Holiday Storms

I drove out to my parents’ place this week for Christmas, five hours from home with all the usual holiday logistics spinning in my head. Coordinating schedules, making sure everyone could be in the same place at the same time, the weight of trying to make it all work. It’s exhausting before you even arrive.
Christmas Eve, I tried to let that go. Just be there. Sit with my family, be present instead of managing everything. It’s harder than it sounds, but I needed it.
Christmas Day I drove to drop off Luka and Teo. That particular drive, that handoff: it never gets easier. You do it because you have to, but it definitely sits heavy.
Then a storm hit. What was supposed to be a few inches turned into nearly a foot of snow, and suddenly my dad and I were out stacking firewood he’d been meaning to get to. Thirty-plus years he’s been heating that house with wood. Thirty-plus years of this same rhythm: split it, store it, stack it, burn it. Winter after winter.
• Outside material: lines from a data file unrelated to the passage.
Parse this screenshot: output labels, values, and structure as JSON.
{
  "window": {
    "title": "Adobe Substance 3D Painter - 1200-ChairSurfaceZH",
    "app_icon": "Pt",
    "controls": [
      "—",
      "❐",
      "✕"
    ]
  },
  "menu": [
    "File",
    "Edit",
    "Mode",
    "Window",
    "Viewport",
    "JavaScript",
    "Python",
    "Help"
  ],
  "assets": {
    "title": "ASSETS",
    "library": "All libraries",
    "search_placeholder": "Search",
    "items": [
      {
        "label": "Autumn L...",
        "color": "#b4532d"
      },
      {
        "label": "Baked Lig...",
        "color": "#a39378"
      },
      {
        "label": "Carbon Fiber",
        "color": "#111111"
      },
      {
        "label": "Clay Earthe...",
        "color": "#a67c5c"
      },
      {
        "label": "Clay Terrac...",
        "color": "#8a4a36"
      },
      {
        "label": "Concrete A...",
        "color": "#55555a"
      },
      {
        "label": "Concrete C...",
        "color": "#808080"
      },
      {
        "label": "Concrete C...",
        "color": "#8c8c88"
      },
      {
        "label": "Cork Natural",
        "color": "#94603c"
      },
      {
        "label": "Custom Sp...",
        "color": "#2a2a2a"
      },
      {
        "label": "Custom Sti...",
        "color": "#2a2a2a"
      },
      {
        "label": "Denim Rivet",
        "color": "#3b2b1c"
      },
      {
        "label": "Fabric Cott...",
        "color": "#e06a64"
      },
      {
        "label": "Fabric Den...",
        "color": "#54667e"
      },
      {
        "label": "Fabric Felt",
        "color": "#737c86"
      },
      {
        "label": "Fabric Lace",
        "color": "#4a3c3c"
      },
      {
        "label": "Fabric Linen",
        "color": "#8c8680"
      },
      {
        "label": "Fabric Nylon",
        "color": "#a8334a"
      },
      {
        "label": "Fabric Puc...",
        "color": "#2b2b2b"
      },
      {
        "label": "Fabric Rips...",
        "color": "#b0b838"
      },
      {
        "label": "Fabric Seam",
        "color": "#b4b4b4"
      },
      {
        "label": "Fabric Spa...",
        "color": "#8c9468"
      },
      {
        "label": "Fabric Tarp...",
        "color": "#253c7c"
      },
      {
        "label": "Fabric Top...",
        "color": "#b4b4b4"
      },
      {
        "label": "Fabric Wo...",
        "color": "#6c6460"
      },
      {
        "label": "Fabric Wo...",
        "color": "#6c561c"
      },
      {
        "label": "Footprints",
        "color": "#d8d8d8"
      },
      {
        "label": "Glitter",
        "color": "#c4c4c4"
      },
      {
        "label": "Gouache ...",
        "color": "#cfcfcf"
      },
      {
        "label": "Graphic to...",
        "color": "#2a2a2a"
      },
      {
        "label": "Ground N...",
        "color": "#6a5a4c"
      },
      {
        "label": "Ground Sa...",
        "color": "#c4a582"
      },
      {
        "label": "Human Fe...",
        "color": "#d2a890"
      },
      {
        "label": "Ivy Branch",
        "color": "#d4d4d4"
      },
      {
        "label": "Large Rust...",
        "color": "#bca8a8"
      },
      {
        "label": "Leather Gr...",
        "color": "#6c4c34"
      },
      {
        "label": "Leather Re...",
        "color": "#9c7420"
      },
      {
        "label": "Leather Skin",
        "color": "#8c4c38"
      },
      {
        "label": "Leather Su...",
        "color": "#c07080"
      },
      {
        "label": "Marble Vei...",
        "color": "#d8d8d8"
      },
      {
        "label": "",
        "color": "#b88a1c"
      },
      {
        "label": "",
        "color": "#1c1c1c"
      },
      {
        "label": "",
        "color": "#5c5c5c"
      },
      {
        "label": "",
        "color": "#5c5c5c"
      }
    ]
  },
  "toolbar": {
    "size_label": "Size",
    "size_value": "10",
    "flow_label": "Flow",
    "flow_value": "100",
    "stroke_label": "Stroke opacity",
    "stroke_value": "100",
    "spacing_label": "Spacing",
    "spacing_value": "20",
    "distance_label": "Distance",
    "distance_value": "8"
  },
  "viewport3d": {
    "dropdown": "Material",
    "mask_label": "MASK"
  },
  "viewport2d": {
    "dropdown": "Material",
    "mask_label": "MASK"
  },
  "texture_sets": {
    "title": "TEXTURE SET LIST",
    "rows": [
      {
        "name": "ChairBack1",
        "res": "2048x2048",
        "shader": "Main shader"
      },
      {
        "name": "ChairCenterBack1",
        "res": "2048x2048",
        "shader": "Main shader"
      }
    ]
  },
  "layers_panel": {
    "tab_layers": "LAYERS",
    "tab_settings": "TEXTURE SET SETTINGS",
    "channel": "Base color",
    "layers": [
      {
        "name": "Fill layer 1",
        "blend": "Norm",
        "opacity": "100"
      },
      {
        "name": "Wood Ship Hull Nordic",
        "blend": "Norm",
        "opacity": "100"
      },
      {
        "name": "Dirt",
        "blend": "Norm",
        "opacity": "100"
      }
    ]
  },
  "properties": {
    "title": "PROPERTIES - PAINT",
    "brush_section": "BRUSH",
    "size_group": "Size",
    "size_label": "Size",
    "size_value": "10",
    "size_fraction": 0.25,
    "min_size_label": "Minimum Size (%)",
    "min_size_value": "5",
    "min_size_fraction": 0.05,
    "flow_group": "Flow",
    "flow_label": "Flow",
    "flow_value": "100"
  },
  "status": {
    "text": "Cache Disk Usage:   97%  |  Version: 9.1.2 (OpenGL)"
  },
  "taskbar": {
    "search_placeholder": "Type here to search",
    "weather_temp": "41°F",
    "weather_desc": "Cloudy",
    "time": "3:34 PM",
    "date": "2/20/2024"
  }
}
There’s something steadying about that kind of work. Physical, simple, necessary. After all the emotional logistics of the holiday, it was exactly what I needed. Just move wood; get it done. No complicated feelings, just the task in front of you.
I grabbed some footage while we worked, talked to my dad, and put together this short piece about it:
Sometimes the simplest things are what ground you when everything else feels like too much.